2- Não realizada a intimação pessoal do Defensor Público para o julgamento do recurso de apelação interposto pela defesa, evidencia- se a ocorrência de nulidade absoluta na decisão.

3- Se o réu já se encontra condenado e não lhe foi permitido recorrer solto, a anulação do julgamento efetuado pelo Tribunal estadual não implica necessariamente na expedição de alvará de soltura em favor do paciente.

4- Ordem parcialmente concedida, para determinar a anulação do julgamento do recurso de apelação interposto pela defesa, para que outro acórdão seja proferido, com a observância da prévia intimação pessoal da Defensoria Pública do Estado de São Paulo, ficando impedida a elevação da pena ratificada no acórdão anterior, evitando-se reformatio in pejus.

5- Recomendação feita.

Sobre a prerrogativa da necessidade de mandato ao defensor público, esta deriva do fato de que a natureza jurídica da representação do assistido, em Juízo, decorre de lei e investidura no cargo, porém, é importante destacar que tal prerrogativa ainda e objeto equívoco, não obstante o entendimento tranqüilo dos tribunais, a exemplo do STJ, conforme decisão em análise:

ASSISTÊNCIA JUDICIÁRIA. DEFENSOR PÚBLICO. JUNTADA DE INSTRUMENTO DE

MANDATO OU DE DESIGNAÇÃO. DESNECESSIDADE.

- O Defensor Público incumbido de prestar assistência judiciária acha-se dispensado de apresentar instrumento de mandato ou de comprovar a sua designação.

Recurso especial conhecido e provido.

REsp 216383 / MG, Rel.

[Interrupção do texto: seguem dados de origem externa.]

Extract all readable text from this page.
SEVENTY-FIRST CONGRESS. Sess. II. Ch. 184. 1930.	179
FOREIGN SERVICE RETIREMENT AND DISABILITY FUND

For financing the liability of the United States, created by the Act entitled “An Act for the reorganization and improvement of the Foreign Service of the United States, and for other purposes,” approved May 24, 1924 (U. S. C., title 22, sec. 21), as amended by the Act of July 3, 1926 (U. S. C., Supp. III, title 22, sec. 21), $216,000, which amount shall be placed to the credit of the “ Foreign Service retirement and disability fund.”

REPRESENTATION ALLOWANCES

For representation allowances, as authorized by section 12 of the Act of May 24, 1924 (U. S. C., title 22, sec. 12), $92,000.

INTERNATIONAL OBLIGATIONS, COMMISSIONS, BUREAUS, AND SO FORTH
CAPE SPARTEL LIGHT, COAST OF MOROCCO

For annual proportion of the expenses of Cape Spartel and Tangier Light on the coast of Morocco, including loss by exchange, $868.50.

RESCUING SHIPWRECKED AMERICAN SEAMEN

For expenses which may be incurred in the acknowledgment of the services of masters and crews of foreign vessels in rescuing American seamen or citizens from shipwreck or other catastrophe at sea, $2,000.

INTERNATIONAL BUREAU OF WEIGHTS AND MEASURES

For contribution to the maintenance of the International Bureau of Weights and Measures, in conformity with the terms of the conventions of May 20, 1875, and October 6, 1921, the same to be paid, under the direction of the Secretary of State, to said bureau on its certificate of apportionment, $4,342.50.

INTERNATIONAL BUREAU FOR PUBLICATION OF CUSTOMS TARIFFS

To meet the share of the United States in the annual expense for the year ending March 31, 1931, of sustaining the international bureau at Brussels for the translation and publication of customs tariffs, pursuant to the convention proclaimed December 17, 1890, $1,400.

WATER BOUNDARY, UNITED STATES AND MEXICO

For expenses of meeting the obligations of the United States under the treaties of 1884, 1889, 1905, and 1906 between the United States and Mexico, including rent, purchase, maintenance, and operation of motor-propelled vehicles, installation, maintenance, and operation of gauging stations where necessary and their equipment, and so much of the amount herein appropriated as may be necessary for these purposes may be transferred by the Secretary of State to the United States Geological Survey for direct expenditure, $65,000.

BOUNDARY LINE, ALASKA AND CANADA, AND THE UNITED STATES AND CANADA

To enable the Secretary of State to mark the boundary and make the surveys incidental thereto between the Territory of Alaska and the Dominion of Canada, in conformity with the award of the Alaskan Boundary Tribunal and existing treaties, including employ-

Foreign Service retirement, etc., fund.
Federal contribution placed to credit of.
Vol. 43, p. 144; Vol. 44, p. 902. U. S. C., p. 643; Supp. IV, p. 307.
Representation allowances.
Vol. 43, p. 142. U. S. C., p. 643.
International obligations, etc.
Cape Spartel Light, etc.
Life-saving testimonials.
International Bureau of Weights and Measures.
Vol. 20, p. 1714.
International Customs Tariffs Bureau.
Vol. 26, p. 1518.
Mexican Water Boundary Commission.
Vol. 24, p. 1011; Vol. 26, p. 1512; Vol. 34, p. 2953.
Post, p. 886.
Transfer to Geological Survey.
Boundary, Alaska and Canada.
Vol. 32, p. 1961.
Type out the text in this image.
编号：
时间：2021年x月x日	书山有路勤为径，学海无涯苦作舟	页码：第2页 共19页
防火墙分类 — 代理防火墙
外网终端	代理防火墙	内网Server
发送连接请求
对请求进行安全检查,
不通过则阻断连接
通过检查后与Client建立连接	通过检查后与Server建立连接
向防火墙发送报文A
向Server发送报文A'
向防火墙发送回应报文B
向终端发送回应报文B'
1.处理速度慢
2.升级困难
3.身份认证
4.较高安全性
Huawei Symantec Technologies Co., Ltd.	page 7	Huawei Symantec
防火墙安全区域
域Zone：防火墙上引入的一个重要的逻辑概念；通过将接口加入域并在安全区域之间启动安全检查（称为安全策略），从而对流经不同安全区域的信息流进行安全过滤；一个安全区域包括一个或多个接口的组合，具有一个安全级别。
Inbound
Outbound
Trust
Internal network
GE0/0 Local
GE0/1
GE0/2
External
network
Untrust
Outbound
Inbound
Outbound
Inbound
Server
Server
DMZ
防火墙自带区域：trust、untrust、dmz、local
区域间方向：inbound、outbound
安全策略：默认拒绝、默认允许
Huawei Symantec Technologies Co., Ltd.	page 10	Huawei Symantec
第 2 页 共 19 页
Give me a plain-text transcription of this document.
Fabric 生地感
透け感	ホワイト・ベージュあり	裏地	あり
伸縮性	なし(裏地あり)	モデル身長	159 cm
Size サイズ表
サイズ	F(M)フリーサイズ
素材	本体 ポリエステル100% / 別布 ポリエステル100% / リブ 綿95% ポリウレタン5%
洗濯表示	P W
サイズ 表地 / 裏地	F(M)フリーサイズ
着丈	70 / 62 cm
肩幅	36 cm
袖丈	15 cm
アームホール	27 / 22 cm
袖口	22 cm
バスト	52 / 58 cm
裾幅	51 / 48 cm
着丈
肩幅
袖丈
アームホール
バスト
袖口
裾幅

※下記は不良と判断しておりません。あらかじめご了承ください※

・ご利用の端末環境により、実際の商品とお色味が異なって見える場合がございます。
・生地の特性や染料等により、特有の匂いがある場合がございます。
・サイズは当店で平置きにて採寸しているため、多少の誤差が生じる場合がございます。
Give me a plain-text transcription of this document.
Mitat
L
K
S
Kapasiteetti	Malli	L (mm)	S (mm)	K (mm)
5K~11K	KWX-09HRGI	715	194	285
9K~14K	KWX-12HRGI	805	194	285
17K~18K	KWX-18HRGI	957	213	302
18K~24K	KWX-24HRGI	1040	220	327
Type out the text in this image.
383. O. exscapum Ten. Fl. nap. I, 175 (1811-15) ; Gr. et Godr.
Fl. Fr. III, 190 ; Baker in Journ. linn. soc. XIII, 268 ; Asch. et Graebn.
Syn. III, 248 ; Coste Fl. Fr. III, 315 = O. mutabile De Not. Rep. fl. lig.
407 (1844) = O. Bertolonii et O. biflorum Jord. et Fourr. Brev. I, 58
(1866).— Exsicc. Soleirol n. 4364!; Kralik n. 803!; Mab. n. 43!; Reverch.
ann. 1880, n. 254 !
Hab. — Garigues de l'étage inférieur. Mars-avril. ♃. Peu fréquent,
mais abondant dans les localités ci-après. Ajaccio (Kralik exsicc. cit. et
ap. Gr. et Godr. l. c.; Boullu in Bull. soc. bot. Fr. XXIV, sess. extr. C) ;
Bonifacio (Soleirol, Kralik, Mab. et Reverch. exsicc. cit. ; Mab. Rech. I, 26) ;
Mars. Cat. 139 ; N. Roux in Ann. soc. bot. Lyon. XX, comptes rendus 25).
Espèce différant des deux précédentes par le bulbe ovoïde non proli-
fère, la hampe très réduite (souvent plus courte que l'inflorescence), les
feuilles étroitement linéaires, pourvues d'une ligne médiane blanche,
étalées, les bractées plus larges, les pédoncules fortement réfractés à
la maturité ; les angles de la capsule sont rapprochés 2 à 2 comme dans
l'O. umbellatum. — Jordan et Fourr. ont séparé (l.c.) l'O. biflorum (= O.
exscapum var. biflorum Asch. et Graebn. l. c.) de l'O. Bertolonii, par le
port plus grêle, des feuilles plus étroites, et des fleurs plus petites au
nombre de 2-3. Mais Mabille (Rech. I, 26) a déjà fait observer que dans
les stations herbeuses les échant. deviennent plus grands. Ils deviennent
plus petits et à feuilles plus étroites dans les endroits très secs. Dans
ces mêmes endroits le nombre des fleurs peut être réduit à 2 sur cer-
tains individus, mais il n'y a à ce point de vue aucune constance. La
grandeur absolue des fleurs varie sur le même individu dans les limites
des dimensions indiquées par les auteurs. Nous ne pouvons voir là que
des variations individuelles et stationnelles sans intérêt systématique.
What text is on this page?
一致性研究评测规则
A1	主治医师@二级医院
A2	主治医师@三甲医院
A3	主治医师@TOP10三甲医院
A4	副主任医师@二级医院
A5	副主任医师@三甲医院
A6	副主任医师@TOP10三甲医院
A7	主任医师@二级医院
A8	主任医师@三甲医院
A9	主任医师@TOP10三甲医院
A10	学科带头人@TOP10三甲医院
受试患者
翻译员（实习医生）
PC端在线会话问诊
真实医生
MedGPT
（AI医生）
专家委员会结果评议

Ministro BARROS MONTEIRO, QUARTA TURMA , julgado em 03.05.2001, DJ 27.08.2001, p. 341)

O acórdão de tal julgado decidiu que:

Vistos e relatados estes autos em que são partes as acima indicadas:

Decide a Quarta Turma do Superior Tribunal de Justiça, por unanimidade, conhecer do recurso e dar-lhe provimento, na forma do relatório e notas taquigráficas precedentes que integram o presente julgado. Votaram com o Relator os Srs. Ministros Cesar Asfor Rocha, Ruy Rosado de Aguiar, Aldir Passarinho Júnior e Sálvio de Figueiredo Teixeira.

Sobre esse assunto, Rocha (2005, p. 5), assim se manifestou:

Ora, uma vez que se procura a Defensoria Pública – cujos órgãos de execução, os Defensores Públicos, tem fé publica – está implícito o estado de carência e por conseqüência, assegurado o direito legal à justiça gratuita. Sendo redundante e desnecessária fazer tal pedido ou assinar a declaração [...].

O poder de requisição, por sua vez, é a ordem a autoridades públicas para providências, diligências, etc, para o melhor exercício de suas funções. É uma oportunidade de articulação positiva.